Irk – Recipes from the Bible

Posted: 7 November 2018 in Albums
Tags: , , , , , , , , , ,

7th December 2018

Christopher Nosnibor

Irk have been tearing it up on the Leeds scene for a little while now, and are a band at the epicentre of the DIY scene surrounding the CHUNK studio / rehearsal room space, tucked away in a rough and dilapidated industrial estate a good half-hour hike out of the city centre. It’s an apposite location for the thriving creative community of metal / sludge / noise bands.

The band describe themselves as ‘three polite wee rascals…. who make ugly, angular, noise-fused, math rock, consisting of drums, bass, and vocals’, and as such, belong to the city’s now well-established post-millennium tradition for producing seriously noisy bands who are bloody good. Many have fallen by the wayside, but a lineage of acts that includes Blacklisters, Hawk Eyes, That Fucking Tank, Holy State, Hora Douse, and yes, we’ll throw in Pulled Apart by Horses here, because they’re hardy quiet or genteel, speaks for itself.

I’ve caught them live a few times in the last couple of years, and have even performed on the same bill, exchanging books with front man Jack (I think Life Pervert is ace; I’ve no idea what he makes of The Rage Monologues). I’ve never once been disappointed by their performances, and it’s a reasonable expectation that Recipes from the Bible should sound like the work of a band who’ve been honing their material live for some time.

But by Christ, Irk really give it some here, and forge the title: this is a sonic concoction that cooks up the most unholy racket going. ‘I Bleed Horses’ begins with a howl and a barrage of frenetic drums and a mass of guitar racket. While you’re picking your jaw off the floor, check that tight, compressed, springy bass sound and the churning throb it produces that just about holds the whole squalling mess of discord together. Less that two and a half minutes in duration, the bled horses bleed out into ‘Life Changing Porno’, another unintelligible blizzard of noise that’s so chaotic it’s not always entirely clear if they’re all playing the same song: the tempo lurches unpredictably and whole racket collides in a spectacularly ugly explosion.

The seven-minute ‘The Observatory’ built around a choppy, cyclical riff reminiscent of Bleach era Nirvana, and again, it’s the menacing bass that dominates as they forge a suffocatingly claustrophobic density. It’s about as close to respite as it gets: with the only other exception being the verses of the lumbering ‘The Healer’, Recipes from the Bible is relentless in its screaming mania and brutal angles. The wild sax action on ‘You’re My Germ’ could be free jazz in another context, but here, it just adds another level of crazed hysteria to the mix.

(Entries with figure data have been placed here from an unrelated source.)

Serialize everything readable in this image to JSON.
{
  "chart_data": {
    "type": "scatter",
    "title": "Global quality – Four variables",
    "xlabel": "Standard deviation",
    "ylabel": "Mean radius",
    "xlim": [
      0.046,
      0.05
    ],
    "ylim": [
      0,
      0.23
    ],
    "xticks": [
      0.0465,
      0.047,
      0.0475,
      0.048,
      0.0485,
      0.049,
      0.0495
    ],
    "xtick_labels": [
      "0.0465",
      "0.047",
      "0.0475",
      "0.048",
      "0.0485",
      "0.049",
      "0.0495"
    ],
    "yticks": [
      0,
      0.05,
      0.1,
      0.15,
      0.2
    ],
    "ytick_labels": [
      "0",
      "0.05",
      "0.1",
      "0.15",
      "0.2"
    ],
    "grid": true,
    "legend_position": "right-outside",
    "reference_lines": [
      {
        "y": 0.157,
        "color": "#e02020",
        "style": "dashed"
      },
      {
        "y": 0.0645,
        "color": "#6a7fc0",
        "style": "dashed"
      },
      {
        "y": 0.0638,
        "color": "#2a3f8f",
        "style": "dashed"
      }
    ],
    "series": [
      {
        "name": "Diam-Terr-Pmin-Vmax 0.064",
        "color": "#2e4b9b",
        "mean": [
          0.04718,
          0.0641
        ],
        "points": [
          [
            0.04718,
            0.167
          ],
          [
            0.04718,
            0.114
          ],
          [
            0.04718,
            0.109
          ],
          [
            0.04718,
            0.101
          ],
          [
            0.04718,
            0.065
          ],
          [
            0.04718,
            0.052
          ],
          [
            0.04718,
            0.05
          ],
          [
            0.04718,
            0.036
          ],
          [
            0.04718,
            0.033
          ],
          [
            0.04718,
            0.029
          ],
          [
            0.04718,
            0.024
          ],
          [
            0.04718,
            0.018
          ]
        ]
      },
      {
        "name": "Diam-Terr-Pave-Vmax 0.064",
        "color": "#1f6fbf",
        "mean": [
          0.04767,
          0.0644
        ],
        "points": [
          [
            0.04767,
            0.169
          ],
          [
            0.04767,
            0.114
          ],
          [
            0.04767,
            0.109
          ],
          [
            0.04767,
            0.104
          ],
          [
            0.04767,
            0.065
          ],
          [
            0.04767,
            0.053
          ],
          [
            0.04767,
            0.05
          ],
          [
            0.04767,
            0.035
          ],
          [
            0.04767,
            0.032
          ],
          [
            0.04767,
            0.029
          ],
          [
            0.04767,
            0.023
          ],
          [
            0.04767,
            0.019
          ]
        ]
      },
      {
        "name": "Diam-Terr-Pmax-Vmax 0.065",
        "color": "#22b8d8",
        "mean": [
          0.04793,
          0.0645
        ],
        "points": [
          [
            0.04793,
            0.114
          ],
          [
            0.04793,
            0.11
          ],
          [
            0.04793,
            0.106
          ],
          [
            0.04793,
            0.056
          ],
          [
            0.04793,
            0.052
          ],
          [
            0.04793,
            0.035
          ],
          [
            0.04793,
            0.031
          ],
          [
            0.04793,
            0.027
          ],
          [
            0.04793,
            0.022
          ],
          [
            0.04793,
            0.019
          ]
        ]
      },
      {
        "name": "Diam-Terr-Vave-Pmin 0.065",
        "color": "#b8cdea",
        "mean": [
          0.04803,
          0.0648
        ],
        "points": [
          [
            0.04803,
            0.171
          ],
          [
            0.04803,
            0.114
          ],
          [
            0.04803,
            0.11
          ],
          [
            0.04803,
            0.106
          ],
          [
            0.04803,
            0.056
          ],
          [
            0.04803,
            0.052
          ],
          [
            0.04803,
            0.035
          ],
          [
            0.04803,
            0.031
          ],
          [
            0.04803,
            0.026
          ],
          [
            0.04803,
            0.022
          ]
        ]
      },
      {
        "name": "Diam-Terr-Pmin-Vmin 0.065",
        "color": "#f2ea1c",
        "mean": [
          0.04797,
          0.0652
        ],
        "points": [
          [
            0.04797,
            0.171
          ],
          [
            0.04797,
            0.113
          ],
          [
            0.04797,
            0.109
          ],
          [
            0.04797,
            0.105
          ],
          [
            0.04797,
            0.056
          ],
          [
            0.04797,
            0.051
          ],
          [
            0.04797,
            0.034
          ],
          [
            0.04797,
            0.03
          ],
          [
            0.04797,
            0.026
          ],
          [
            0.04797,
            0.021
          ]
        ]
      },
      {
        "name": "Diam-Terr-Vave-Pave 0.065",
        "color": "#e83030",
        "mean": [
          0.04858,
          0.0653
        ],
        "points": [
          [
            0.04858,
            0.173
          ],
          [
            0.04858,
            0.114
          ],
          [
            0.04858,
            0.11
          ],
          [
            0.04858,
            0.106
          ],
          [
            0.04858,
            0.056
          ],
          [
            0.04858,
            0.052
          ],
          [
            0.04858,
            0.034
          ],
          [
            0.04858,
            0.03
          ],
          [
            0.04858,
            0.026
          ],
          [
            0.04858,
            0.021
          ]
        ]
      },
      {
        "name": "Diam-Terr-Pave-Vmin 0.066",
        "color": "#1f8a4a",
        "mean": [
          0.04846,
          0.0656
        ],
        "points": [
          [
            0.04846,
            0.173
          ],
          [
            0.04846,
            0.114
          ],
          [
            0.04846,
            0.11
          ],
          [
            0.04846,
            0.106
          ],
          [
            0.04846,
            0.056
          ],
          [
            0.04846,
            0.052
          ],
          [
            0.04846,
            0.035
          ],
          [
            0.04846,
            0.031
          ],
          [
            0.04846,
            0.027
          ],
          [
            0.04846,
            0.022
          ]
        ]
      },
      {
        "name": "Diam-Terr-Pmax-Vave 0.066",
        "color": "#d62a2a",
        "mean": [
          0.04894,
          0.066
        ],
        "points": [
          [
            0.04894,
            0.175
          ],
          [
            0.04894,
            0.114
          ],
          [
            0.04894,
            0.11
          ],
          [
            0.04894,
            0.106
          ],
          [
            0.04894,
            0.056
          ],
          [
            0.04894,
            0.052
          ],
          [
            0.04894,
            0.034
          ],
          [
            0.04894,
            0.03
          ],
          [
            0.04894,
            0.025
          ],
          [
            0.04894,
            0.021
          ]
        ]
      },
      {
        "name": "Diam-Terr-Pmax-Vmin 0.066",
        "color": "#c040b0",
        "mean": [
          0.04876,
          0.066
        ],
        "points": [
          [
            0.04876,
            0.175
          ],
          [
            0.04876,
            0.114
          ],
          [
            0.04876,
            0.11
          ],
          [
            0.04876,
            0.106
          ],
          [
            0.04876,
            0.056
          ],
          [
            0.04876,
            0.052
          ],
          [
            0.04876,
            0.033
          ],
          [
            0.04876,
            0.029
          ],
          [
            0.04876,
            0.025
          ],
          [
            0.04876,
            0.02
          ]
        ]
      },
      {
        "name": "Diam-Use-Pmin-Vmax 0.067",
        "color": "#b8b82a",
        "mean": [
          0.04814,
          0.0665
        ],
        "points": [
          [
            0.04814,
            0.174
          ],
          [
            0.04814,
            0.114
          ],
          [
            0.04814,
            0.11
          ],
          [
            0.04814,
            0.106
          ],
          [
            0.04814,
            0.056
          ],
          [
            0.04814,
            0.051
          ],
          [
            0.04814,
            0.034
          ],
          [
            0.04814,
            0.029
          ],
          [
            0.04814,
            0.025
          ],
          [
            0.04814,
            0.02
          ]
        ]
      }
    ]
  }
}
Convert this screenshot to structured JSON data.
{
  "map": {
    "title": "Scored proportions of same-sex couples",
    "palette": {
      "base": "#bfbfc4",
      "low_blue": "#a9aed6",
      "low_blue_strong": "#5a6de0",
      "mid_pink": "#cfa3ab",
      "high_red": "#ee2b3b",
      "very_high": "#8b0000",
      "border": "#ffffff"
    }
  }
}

Taking obvious cues from Shellac and Blacklisters, it’s a set of sharp-cornered, serrated brutality that stops, starts, shudders, judders, jolts and jerks – but unlike Shellac, Jack’s raving, gibbering, rabid vocals break free from the tight limits of the coiled tension of math-rock tropes and instead cut loose and careen into the wild noise of The Jesus Lizard. Snarling, howling, drawling and slavering, there’s something cracked, even psychotic. In combination, it’s a tense, intense set that sound deranged, dangerous: at times, its really quite uncomfortable. That’s a clear measure of success.

Chances are, reviews will tout this as being ‘uncompromising’, not least of all on account of it’s being self-produced by the band (of course). But Recipes from the Bible goes beyond that. Way beyond. It harnesses the full force of the band: so often, bands draft in producers only for the sound to be polished, slickened, rendered overtly ‘studio’. By keeping things in-house, they’ve retained the rawness, and the sheer velocity and unbridled power that defined them, and the sonic vision remains unadulterated. And beneath all of distortion and dirt, the ragged, jagged edges and the feel of a style of playing that’s loose and uncontained, there’s a remarkable and deceptive degree of precision.

It’s hard to find fault with Recipes from the Bible: there isn’t a weak track or an ounce of fat. There’s no filler, and no slack. There’s not a moment of tameness or timidity, and instead, they bring top-level ferocity and relentless fury, and the chances are you’ll be hard-pushed to find a better noise-rock album this year.